Baixas de curta duração: uma importante reforma estrutural

Só no ano passado, foram mais de 700 mil os actos médicos nos centros de saúde exclusivamente relacionados com baixas até três dias, que agora serão convertidos em consultas abertas a outras pessoas.

O país debate com frequência – e bem – a necessidade de reformas estruturais que garantam o aprofundamento dos nossos padrões de desenvolvimento social e económico, a sustentabilidade financeira e a melhoria da eficiência dos serviços públicos.

Em regra, as designadas reformas apresentadas pelos partidos à direita correspondem a uma visão redutora de cortes e desestruturação social que, não raras vezes, acabam por traduzir-se em mais custos para o erário público e num pior serviço prestado aos cidadãos. De uma forma geral, essas "reformas" têm necessariamente de ser maximalistas e implicar dor na sua aplicação. Mas, não tem de ser assim.

Há alguns dias, a Assembleia da República aprovou a Agenda para o Trabalho Digno.
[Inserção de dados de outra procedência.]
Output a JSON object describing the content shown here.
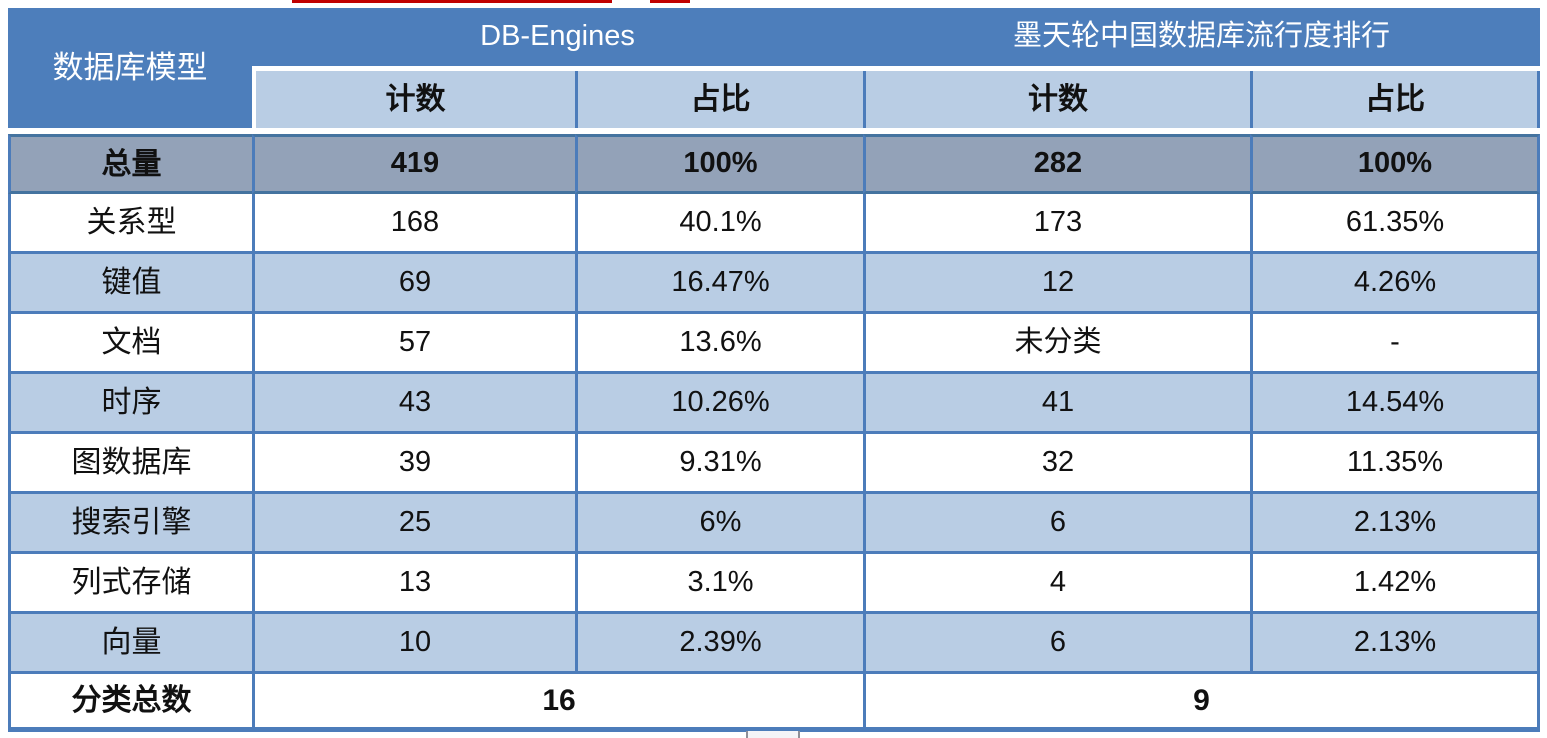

Foram meses de trabalho num processo dialogado e participado que culminou num pacote que altera e introduz mais de 150 normas. Entre elas, inclui-se uma medida que corresponde a uma importante reforma estrutural, sem custos, que permitirá criar centenas de milhares de vagas para consultas em centros de saúde. Este impacto em termos absolutos existe mesmo sem variação da capacidade instalada (que, de qualquer forma, será incrementada graças ao contínuo investimento no SNS), resultando em ganhos de milhões de euros e numa enorme melhoria de resposta aos cidadãos que hoje não têm acesso a um médico num centro de saúde.

Esta realidade não se trata de nenhum milagre. Resulta de uma articulação sectorial entre as áreas da Saúde, do Trabalho e da Segurança Social, concretizando uma proposta apresentada pelo Grupo Parlamentar do PS para acabar com os atestados médicos para baixas de curta duração, isto é, até três dias. O período não é por acaso e resulta das disposições já existentes no Código do Trabalho, no conhecimento médico e no alinhamento com as melhoras práticas europeias nesta matéria.

Por um lado, baixas até três dias não são remuneradas, pelo que o atestado que é passado nos centros de saúde serve apenas para evitar faltas injustificadas e não para desincentivar eventuais abusos, já que tal decorre do não pagamento destes dias. As pessoas não têm remuneração e tal é a mais séria limitação ao absentismo.

Por outro lado, facilmente percebemos que, ocasionalmente, todos temos de ficar em casa por motivo de doença, mas sem necessidade de ir a um médico, como por exemplo quando existe uma gripe ou pequena febre. Uma ida a um centro de saúde nestes casos (entre outros), obrigando a uma indesejada saída de casa sem possibilidade de pré-marcação, não resolve nenhum problema. A deslocação é forçada pela justificação da falta ao trabalho. Em termos estritamente médicos, o contacto e o acompanhamento através da linha SNS24, mais do que adequado, é aí recomendado. Naturalmente que se os sintomas de doença persistirem após três dias, impõe-se a ida a um médico. E, obviamente, nada impede que esse contacto seja feito antes, quando necessário: o trabalhador é que se liberta dessa obrigação.

Só no ano passado, foram mais de 700 mil os actos médicos nos centros de saúde exclusivamente relacionados com baixas até três dias, que agora serão convertidos em consultas abertas a outras pessoas. Incontáveis horas de trabalho burocrático, de que os médicos de medicina familiar se queixam (e com inteira razão), que podem e devem ser libertadas para cuidados médicos, para garantir mais vagas nos centros de saúde e para alargar o número de cidadãos abrangidos pelos médicos de família que já existem, independentemente dos que estão a ser formados e contratados.

Com a nova legislação, os trabalhadores passam a fazer uma auto-declaração de doença, sob compromisso de honra, através do SNS24, prioritariamente por via digital e em caso de dúvidas pela linha telefónica. Podem fazê-lo no máximo duas vezes por ano. Também não é obrigatório que usufruam de três dias seguidos. Podem ser menos: um ou dois. A aplicação desta medida será monitorizada atentamente em todas as suas dimensões e, em termos práticos, não será muito diferente da auto-emissão dos certificados covid através do serviço digital do Serviço Nacional de Saúde.

De uma só penada, com equilíbrio e ponderação, esta lei facilita a vida das pessoas, desmaterializa a relação com o SNS, desburocratiza o sistema, liberta os médicos para mais actos médicos e reforça a oferta do SNS.

Há melhor exemplo do que pode ser uma reforma estrutural?